Around 40 students, faculty and community members mourned conservative debater Charlie Kirk at a Sunday vigil in front of the Washington Square Arch, where heated verbal altercations broke out between attendees and protesters.
The 8 p.m. vigil, organized by NYU’s chapter of the College Republicans, Young Americans for Freedom and Students Supporting Israel, commemorated Kirk — a staunch ally of President Donald Trump, and co-founder of Turning Point USA — who was shot on Wednesday while speaking at Utah Valley University. It was at least the second vigil held in Washington Square park since Kirk’s death, and came two days after one in Madison Square Park saw over 100 attendees.
The student organizers propped up a poster with images of Kirk and his family and presented several speakers, including Cordelia Davies, co-president of NYU’s YAF chapter, and Molly Siegel, secretary and PR chair of the chapter — as well as Ryan Leonard, president of NYU’s College Republicans.

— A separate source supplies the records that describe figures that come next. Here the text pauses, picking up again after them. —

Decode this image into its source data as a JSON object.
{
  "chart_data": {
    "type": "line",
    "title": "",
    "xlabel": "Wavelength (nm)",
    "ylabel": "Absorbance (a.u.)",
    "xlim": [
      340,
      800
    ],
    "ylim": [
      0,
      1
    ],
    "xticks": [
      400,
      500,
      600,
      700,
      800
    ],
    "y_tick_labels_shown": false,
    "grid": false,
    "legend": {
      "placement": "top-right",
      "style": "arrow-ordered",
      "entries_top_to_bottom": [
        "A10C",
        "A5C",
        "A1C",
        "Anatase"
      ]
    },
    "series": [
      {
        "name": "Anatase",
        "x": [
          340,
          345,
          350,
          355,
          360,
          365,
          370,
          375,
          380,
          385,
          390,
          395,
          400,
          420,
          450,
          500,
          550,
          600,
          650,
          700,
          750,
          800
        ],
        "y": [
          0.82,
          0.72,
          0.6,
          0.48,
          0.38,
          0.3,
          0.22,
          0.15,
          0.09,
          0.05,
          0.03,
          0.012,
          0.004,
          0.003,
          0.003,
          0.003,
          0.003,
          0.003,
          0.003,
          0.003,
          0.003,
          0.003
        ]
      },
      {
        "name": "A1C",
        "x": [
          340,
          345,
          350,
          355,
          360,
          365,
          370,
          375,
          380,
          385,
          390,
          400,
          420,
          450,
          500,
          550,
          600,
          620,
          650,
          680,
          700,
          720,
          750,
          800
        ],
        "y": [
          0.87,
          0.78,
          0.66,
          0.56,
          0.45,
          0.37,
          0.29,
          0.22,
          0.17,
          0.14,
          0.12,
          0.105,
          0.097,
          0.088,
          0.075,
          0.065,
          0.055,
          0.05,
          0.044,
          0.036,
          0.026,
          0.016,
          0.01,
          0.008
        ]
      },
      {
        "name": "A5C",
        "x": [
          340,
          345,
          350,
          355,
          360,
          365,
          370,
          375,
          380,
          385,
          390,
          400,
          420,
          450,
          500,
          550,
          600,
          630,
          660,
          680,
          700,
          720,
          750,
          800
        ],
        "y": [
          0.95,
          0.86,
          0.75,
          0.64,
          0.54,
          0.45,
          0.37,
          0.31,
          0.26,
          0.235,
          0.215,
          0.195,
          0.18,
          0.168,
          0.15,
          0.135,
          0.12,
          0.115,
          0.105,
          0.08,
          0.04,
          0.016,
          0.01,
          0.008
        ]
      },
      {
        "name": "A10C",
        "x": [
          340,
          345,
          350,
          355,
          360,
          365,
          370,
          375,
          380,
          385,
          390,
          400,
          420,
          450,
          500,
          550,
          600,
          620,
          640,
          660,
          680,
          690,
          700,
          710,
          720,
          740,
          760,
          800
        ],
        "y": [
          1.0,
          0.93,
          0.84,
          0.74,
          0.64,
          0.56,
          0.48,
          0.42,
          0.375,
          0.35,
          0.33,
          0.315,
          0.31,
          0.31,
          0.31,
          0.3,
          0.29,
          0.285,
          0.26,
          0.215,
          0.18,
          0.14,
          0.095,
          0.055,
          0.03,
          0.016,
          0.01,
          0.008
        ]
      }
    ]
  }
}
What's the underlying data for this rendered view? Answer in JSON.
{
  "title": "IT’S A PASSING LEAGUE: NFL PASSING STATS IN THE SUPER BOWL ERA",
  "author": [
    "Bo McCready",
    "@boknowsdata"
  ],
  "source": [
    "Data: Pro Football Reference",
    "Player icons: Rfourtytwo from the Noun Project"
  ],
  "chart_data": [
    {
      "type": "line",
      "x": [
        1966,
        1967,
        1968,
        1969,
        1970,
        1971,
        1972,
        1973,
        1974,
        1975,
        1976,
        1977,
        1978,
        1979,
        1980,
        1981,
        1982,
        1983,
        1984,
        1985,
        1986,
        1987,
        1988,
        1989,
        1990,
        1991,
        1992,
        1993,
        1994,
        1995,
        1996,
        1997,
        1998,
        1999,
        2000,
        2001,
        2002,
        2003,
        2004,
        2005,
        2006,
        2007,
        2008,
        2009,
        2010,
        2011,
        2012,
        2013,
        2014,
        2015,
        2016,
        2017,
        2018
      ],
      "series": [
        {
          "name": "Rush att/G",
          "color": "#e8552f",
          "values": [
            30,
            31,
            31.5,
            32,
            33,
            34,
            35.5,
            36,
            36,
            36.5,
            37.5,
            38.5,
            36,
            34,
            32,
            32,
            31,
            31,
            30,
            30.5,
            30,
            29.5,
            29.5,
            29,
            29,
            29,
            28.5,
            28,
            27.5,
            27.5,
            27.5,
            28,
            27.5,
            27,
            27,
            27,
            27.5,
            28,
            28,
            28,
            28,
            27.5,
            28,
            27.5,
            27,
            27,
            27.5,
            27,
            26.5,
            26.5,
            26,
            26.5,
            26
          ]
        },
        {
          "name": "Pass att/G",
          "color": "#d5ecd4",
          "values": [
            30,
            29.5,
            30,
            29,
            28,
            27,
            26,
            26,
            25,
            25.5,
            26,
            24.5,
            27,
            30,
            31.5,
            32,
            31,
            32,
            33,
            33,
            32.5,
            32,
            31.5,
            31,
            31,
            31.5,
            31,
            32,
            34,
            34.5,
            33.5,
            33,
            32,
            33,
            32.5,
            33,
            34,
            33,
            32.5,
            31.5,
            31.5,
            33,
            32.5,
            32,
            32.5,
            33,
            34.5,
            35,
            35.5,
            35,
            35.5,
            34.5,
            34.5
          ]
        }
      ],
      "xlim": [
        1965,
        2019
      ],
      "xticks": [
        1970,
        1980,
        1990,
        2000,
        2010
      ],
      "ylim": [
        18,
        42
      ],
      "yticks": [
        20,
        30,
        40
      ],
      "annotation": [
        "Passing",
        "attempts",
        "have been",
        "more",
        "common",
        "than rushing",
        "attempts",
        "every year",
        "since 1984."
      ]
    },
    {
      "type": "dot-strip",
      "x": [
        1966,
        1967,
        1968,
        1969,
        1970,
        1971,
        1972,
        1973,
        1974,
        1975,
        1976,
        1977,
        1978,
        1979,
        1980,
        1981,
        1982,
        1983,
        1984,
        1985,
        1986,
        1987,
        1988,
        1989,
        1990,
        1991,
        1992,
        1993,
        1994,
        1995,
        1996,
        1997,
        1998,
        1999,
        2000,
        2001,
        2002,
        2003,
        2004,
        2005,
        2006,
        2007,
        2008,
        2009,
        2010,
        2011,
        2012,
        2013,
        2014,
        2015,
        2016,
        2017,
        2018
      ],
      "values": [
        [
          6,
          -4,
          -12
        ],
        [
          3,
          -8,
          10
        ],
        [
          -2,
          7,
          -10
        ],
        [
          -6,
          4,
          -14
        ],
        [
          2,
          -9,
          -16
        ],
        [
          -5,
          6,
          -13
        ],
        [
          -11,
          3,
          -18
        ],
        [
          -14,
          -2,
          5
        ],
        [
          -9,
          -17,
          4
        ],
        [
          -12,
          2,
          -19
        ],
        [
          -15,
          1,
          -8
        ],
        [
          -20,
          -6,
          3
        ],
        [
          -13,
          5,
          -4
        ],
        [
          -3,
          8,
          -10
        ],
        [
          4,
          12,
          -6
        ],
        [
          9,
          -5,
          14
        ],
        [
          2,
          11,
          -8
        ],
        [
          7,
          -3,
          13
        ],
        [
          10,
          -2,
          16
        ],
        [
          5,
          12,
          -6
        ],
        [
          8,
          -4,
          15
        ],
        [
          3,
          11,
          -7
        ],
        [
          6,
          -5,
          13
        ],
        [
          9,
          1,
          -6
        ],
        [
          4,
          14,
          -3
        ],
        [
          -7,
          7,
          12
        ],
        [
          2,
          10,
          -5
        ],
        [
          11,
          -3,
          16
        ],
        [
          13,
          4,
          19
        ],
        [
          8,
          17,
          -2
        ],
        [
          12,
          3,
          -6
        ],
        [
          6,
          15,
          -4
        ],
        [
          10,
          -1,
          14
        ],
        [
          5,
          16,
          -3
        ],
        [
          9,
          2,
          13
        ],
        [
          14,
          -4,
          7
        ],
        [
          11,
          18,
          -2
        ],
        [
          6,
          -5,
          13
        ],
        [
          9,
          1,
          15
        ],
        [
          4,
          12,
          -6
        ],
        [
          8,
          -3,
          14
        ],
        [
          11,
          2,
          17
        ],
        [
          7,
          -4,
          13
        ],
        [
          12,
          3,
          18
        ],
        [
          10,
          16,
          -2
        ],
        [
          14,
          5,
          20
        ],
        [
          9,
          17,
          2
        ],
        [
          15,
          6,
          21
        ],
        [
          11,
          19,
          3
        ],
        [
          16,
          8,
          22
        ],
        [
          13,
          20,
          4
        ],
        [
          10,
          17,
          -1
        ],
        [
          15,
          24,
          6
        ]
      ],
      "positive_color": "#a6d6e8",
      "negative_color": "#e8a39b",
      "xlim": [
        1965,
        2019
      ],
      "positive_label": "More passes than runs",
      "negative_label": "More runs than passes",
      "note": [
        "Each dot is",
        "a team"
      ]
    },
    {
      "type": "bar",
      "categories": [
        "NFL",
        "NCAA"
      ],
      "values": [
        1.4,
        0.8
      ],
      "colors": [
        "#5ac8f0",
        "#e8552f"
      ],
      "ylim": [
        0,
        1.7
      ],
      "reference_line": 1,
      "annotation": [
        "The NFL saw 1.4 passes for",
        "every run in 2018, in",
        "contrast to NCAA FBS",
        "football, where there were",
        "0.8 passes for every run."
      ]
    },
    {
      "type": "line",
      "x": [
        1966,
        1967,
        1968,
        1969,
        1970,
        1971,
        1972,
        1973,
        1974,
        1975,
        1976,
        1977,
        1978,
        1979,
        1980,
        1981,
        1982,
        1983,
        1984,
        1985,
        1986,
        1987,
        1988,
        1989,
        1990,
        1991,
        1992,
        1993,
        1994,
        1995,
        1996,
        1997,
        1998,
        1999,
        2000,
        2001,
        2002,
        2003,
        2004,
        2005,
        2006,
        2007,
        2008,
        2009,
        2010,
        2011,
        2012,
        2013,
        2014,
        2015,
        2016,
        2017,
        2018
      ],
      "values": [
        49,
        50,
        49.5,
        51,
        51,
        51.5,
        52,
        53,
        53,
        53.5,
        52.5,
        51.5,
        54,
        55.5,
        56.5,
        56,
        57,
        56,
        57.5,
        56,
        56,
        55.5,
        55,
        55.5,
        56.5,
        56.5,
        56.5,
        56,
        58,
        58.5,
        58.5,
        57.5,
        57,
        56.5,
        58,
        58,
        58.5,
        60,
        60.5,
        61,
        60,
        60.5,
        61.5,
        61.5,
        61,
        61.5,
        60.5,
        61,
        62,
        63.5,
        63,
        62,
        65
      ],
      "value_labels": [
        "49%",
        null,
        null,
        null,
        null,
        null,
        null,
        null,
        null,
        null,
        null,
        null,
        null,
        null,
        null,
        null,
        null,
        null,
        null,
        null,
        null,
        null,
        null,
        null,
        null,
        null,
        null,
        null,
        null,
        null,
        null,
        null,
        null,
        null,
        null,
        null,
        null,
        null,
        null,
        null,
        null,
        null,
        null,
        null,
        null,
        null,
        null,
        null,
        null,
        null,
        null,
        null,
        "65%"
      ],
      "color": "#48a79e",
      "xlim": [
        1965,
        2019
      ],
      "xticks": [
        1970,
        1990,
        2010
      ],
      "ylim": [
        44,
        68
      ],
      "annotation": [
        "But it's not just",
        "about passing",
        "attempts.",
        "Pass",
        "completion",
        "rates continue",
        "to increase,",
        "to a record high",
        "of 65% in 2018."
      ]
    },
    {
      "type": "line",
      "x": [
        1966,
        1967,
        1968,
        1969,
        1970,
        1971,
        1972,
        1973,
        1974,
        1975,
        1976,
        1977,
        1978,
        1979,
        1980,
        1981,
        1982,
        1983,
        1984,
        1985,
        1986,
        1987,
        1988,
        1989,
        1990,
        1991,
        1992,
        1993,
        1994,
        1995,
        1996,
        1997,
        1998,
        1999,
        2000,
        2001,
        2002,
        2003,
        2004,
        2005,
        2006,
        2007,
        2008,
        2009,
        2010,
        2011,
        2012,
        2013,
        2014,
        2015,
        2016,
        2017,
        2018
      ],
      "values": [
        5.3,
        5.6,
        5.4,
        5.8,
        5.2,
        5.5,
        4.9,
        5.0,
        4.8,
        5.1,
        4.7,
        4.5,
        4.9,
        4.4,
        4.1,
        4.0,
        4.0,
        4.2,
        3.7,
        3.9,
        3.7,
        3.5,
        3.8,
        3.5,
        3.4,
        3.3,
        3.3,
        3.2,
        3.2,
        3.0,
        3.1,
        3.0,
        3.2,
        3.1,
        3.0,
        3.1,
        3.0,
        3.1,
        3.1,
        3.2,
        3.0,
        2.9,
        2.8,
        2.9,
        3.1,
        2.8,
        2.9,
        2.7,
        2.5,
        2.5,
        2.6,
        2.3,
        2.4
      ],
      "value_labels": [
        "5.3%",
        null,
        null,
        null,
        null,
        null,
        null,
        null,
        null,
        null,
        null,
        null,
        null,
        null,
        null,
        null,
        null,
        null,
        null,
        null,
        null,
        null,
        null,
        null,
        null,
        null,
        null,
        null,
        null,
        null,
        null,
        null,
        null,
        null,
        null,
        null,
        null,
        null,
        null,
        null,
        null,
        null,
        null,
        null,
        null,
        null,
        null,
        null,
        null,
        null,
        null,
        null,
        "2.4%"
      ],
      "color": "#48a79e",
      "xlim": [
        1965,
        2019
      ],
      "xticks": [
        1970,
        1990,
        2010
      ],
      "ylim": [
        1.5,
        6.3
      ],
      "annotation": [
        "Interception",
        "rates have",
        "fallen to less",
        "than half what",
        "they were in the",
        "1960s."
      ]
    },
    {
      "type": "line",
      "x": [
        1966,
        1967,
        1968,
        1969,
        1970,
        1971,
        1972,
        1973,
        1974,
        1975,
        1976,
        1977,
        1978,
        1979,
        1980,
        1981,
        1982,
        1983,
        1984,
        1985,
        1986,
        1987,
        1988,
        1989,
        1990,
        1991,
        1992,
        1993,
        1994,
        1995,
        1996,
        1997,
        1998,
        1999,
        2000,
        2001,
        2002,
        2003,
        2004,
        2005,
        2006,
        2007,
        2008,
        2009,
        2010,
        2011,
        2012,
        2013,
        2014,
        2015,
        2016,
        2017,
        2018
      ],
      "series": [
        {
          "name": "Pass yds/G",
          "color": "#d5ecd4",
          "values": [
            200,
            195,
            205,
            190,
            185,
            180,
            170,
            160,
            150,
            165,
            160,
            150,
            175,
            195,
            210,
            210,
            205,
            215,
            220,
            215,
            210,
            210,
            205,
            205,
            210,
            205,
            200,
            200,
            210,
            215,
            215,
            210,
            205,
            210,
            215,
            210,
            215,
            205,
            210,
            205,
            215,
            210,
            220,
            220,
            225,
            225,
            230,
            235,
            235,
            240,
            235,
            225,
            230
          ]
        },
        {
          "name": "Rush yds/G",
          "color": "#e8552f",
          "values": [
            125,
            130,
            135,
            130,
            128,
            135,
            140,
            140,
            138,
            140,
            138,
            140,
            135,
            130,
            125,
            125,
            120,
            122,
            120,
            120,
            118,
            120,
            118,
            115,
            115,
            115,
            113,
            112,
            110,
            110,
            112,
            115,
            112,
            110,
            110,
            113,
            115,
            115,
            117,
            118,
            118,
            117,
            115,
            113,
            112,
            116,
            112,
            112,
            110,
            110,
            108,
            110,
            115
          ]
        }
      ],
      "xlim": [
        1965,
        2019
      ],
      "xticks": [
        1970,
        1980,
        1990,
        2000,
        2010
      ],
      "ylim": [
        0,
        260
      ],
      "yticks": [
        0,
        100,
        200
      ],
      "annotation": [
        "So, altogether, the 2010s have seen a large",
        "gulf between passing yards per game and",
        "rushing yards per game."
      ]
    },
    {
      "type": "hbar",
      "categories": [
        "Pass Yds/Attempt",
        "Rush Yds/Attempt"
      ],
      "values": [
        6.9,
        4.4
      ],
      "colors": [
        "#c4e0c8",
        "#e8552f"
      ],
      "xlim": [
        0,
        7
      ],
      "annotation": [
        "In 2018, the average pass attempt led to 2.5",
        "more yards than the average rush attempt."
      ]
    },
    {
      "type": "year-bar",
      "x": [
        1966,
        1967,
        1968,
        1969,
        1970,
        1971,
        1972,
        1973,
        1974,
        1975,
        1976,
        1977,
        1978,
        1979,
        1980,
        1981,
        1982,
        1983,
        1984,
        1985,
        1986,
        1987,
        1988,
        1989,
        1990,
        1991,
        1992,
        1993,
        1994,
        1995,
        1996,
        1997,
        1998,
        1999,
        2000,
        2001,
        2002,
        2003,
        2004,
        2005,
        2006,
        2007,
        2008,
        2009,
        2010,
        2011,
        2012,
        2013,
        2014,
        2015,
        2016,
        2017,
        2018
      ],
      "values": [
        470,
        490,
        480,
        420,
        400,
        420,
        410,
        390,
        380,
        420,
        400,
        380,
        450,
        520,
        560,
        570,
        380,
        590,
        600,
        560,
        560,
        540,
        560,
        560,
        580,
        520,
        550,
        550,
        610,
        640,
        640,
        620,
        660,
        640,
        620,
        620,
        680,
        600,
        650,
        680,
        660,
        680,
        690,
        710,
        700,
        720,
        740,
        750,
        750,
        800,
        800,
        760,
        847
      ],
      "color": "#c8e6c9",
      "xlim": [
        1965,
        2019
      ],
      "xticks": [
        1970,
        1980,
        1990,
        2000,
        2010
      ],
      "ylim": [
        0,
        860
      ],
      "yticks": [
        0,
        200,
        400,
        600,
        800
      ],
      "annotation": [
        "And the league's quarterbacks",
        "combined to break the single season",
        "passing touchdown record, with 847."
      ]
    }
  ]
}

“In our daily lives, we have to mask our beliefs a little just to fit in with people,” Leonard told WSN. “Charlie Kirk was the last place that we could go and feel comfortable and fight for what we thought was important. To see him murdered in a horrific way just really hit a lot of people really deeply.”
As attendees arrived, two men began shouting profanities and calling Kirk a “white supremacist,” before singing and playing guitar loudly next to the demonstration. Videos posted on Instagram depict them singing “Bella Ciao,” the anti-fascist song reportedly inscribed onto the rifle used by Kirk’s assassin.
A handful of protesters also arrived after the vigil began but were largely ignored by attendees, who held candles and sang “The Star-Spangled Banner” to drown out noise. Around 8:30 p.m., New York Police Department officers arrived to curb the escalating chaos.
In her speech, Siegel encouraged attendees to remain “committed to carry out this mission” — one she said Kirk championed — of “being able to have a reasonable disagreement where violence is not an option.”
“Many of us here tonight have differing philosophies and convictions about the solutions to redeem this wounded world,” Siegel said. “Charlie Kirk wanted a country where these idiosyncrasies could coexist within the act of peaceful dialogue.”
The vigil follows a wave of memorials held at other universities across the nation and around the world to honor Kirk. Several others similarly derailed into chaos as protesters criticized Kirk’s political beliefs — including a Friday night memorial in Garibaldi Plaza, where an individual shouting “Free Palestine” was quickly cornered by police and droned out around two dozen attendees chanting “U.S.A.”
“I was very moved by the amount of people celebrating this barbaric assassination,” Siegel said. “This compelled me to speak today — I noticed the evil in the hearts of my close friends, of my family members, of people at this school and public figures.”